Dancing in Jaffa
The name Pierre Dulaine might ring familiar to film lovers. His years spent teaching ballroom dancing inspired the screenplay for the feature film “Take the Lead,” (2006) starring Antonio Banderas and Liz Friedlander. In that film Dulaine, who is a quadruple-ballroom dancing world champion, launched several schools in New York and encouraged social diversity and bridging communities together.
“Take The Lead” on IMDB
Born in Jaffa of Palestinian parents, Dulaine had been thinking of returning to his birth city to create a dance school that would encourages Palestinian children to dance with Jewish kids. Documentary filmmaker Hilla Medalia followed this demanding experiment over a fifteen week-period with “Dancing in Jaffa” (IFC Distribution).
We quickly discover that the difficulties faced by Delaine are legion: first and foremost, bias is rampant. The youngsters who signed up are terribly prejudiced toward those they see as their natural foes, this without even knowing them. If the director highlights Israelis’ reticence towards Palestinians, who they consider of marginal relevance and living in an occupied territory, she easily reveals Palestinians’ uncommunicativeness to us, also.
Delaine is faced with a double-challenge: to overcome the reluctance of people who have been locked in a cold war for seventy years, but also their resisting the idea that a boy can dance with a girl (and therefore touch her) without necessarily having to marry her. The director shows perfectly the edgy reactions of the children, revealing how fundamental the misunderstandings are between the two communities. As she leaves the school grounds, we see the endless stream of Palestinian demonstrators demanding equal treatment, under the strict glare of an Israeli army on edge.

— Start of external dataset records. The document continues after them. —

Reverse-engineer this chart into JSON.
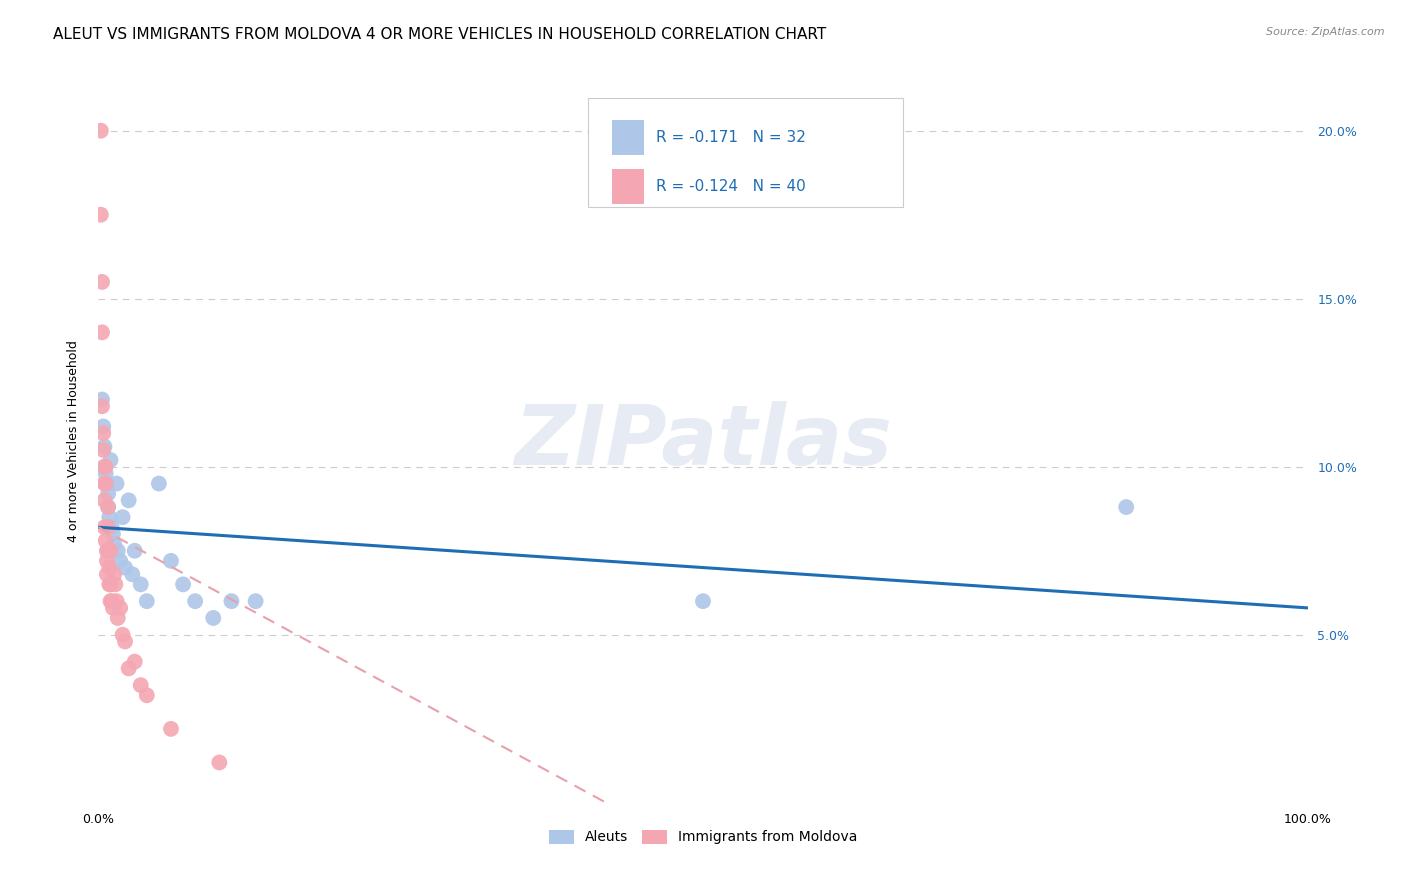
{
  "title": "ALEUT VS IMMIGRANTS FROM MOLDOVA 4 OR MORE VEHICLES IN HOUSEHOLD CORRELATION CHART",
  "source": "Source: ZipAtlas.com",
  "ylabel": "4 or more Vehicles in Household",
  "xlim": [
    0,
    1.0
  ],
  "ylim": [
    0,
    0.215
  ],
  "x_tick_positions": [
    0.0,
    0.1,
    0.2,
    0.3,
    0.4,
    0.5,
    0.6,
    0.7,
    0.8,
    0.9,
    1.0
  ],
  "x_tick_labels": [
    "0.0%",
    "",
    "",
    "",
    "",
    "",
    "",
    "",
    "",
    "",
    "100.0%"
  ],
  "y_ticks": [
    0.05,
    0.1,
    0.15,
    0.2
  ],
  "y_tick_labels_right": [
    "5.0%",
    "10.0%",
    "15.0%",
    "20.0%"
  ],
  "legend_aleuts_R": "-0.171",
  "legend_aleuts_N": "32",
  "legend_moldova_R": "-0.124",
  "legend_moldova_N": "40",
  "aleuts_color": "#aec6e8",
  "moldova_color": "#f4a7b2",
  "trendline_aleuts_color": "#1f6eb5",
  "trendline_moldova_color": "#e8a0aa",
  "background_color": "#ffffff",
  "watermark": "ZIPatlas",
  "aleuts_x": [
    0.003,
    0.004,
    0.005,
    0.005,
    0.006,
    0.007,
    0.008,
    0.008,
    0.009,
    0.01,
    0.011,
    0.012,
    0.013,
    0.015,
    0.016,
    0.018,
    0.02,
    0.022,
    0.025,
    0.028,
    0.03,
    0.035,
    0.04,
    0.05,
    0.06,
    0.07,
    0.08,
    0.095,
    0.11,
    0.13,
    0.5,
    0.85
  ],
  "aleuts_y": [
    0.12,
    0.112,
    0.106,
    0.1,
    0.098,
    0.095,
    0.092,
    0.088,
    0.085,
    0.102,
    0.082,
    0.08,
    0.077,
    0.095,
    0.075,
    0.072,
    0.085,
    0.07,
    0.09,
    0.068,
    0.075,
    0.065,
    0.06,
    0.095,
    0.072,
    0.065,
    0.06,
    0.055,
    0.06,
    0.06,
    0.06,
    0.088
  ],
  "moldova_x": [
    0.002,
    0.002,
    0.003,
    0.003,
    0.003,
    0.004,
    0.004,
    0.005,
    0.005,
    0.005,
    0.005,
    0.006,
    0.006,
    0.006,
    0.007,
    0.007,
    0.007,
    0.008,
    0.008,
    0.008,
    0.009,
    0.009,
    0.01,
    0.01,
    0.01,
    0.011,
    0.012,
    0.013,
    0.014,
    0.015,
    0.016,
    0.018,
    0.02,
    0.022,
    0.025,
    0.03,
    0.035,
    0.04,
    0.06,
    0.1
  ],
  "moldova_y": [
    0.2,
    0.175,
    0.155,
    0.14,
    0.118,
    0.11,
    0.105,
    0.1,
    0.095,
    0.09,
    0.082,
    0.1,
    0.095,
    0.078,
    0.075,
    0.072,
    0.068,
    0.088,
    0.082,
    0.075,
    0.07,
    0.065,
    0.075,
    0.065,
    0.06,
    0.06,
    0.058,
    0.068,
    0.065,
    0.06,
    0.055,
    0.058,
    0.05,
    0.048,
    0.04,
    0.042,
    0.035,
    0.032,
    0.022,
    0.012
  ],
  "trendline_aleuts_x0": 0.0,
  "trendline_aleuts_y0": 0.082,
  "trendline_aleuts_x1": 1.0,
  "trendline_aleuts_y1": 0.058,
  "trendline_moldova_x0": 0.0,
  "trendline_moldova_y0": 0.082,
  "trendline_moldova_x1": 0.42,
  "trendline_moldova_y1": 0.0,
  "title_fontsize": 11,
  "axis_label_fontsize": 9,
  "tick_fontsize": 9,
  "legend_fontsize": 11
}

It is in this terrible context that Dulaine’s school, a brick-and-mortar haven of hope held together only by his sheer power of persuasion, is brought into existence. Dulaine, a warm but demanding man, struggles to win the approval of others for a project that’s got D.O.A. written all over it. And yet, his frenzied optimism will ultimately knock down the walls that had been erected between the divided communities.